In light of this, the NUT Section of the National Education Union asked a sample selection of members for their opinions on key elements of DFID’s policy. As a major donor to education worldwide, holding DFID to account is important not just for the Union, but for students everywhere. While the NEU-NUT Section is still assessing how best to build on these responses to develop a stronger picture of UK teachers’ response to the policy, the initial findings are of interest – if unsurprising.
We found that nearly two thirds of respondents supported the prioritisation of good teaching in the policy. This suggests a high level of support among professionals for the Department’s general approach. It also suggests that English and Welsh teachers themselves believe global colleagues could, and perhaps should, be supported to deliver more effectively in the classroom.

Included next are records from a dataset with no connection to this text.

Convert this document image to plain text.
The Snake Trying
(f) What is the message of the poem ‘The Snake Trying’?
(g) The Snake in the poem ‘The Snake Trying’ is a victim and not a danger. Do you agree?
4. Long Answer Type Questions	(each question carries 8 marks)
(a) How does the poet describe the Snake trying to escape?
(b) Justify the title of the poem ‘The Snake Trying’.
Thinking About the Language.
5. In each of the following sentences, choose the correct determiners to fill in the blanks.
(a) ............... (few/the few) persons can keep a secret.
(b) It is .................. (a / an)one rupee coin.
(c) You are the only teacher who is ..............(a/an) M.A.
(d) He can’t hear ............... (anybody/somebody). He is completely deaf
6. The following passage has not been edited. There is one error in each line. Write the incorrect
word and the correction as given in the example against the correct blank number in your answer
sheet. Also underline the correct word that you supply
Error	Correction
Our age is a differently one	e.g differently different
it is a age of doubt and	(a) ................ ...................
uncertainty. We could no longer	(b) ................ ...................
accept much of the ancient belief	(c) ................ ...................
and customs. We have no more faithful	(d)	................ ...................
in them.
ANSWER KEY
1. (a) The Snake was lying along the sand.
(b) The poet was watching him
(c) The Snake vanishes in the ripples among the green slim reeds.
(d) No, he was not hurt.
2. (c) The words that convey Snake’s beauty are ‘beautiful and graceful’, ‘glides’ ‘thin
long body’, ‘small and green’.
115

The most notable disagreement was with DFID’s stated support for decision-makers to ‘reset professional support and incentives’, including considering ‘performance-based financial incentives’ for educators in some contexts. Only 14% of respondents were in favour of this approach. Research, such as a February 2018 study published by the IZA Institute of Labour Economics, suggests that their hesitation is not unfounded.
When asked about low-cost private schools, which DFID’s policy suggests the Department will support through public-private partnerships (noting that PPPs ‘open up access to low-cost private schools to out-of-school and marginalized children, including those with disabilities’), over 75% of respondents were either unsure or unsupportive. This suggests that British teachers would be wary, were LCPSs to be more actively pursued by DFID.
Support for LCPSs is a particularly contentious issue, and one which the Union has actively campaigned on with colleagues from Education International (EI). In May 2018, the NEU, EI, and other allies took to the steps of the AGM of edubusiness Pearson to demand an end to the company’s support for Bridge Academies, an LCPS chain operating in the Global South. The Joint General Secretary of the National Education Union Kevin Courtney has also released a video message, calling on the UK Government to stop using tax money to fund ‘illegal, for-profit operators’ such as Bridge. The Union’s strong position is informed by numerous reports (including from Kenya , Liberia, Nigeria and Uganda) and court rulings, which have shown the model to not only be ineffective, but harmful to education for all.
The overwhelming impression of DFID’s policy from the educators consulted is one of ambiguity at best, disapproval at worst. The UK remains a world leader in development, with cross-party support for the 0.7% GDP commitment to international aid spending underlining a belief in the importance of DFID itself. It is furthermore a leader in education, at home and abroad, consistently ranking at the top of lists for both the best universities and Overseas Development Assistance (ODA) spending on education. It appears that English and Welsh educators feel comfortable with quality teaching as the top priority for DFID’s education strategy moving forward, but remain unconvinced about several policy areas.
The Union will explore how to expand on this research, as well as future opportunities to input into DFID’s policies, moving forward. Crossing two key pillars of the Union’s international work, namely defending teacher and union rights and education for all, this work will be important to ensure that the UK is held to account as it seeks to deliver on the promise of the Sustainable Development Goals. Unions are built on professional solidarity, not only within, but also across, borders. How the implementation of DFID’s education policy unfolds will be important not just for the UK, or for our colleagues overseas, but also (and perhaps most importantly) for the hundreds of thousands of children DFID supports.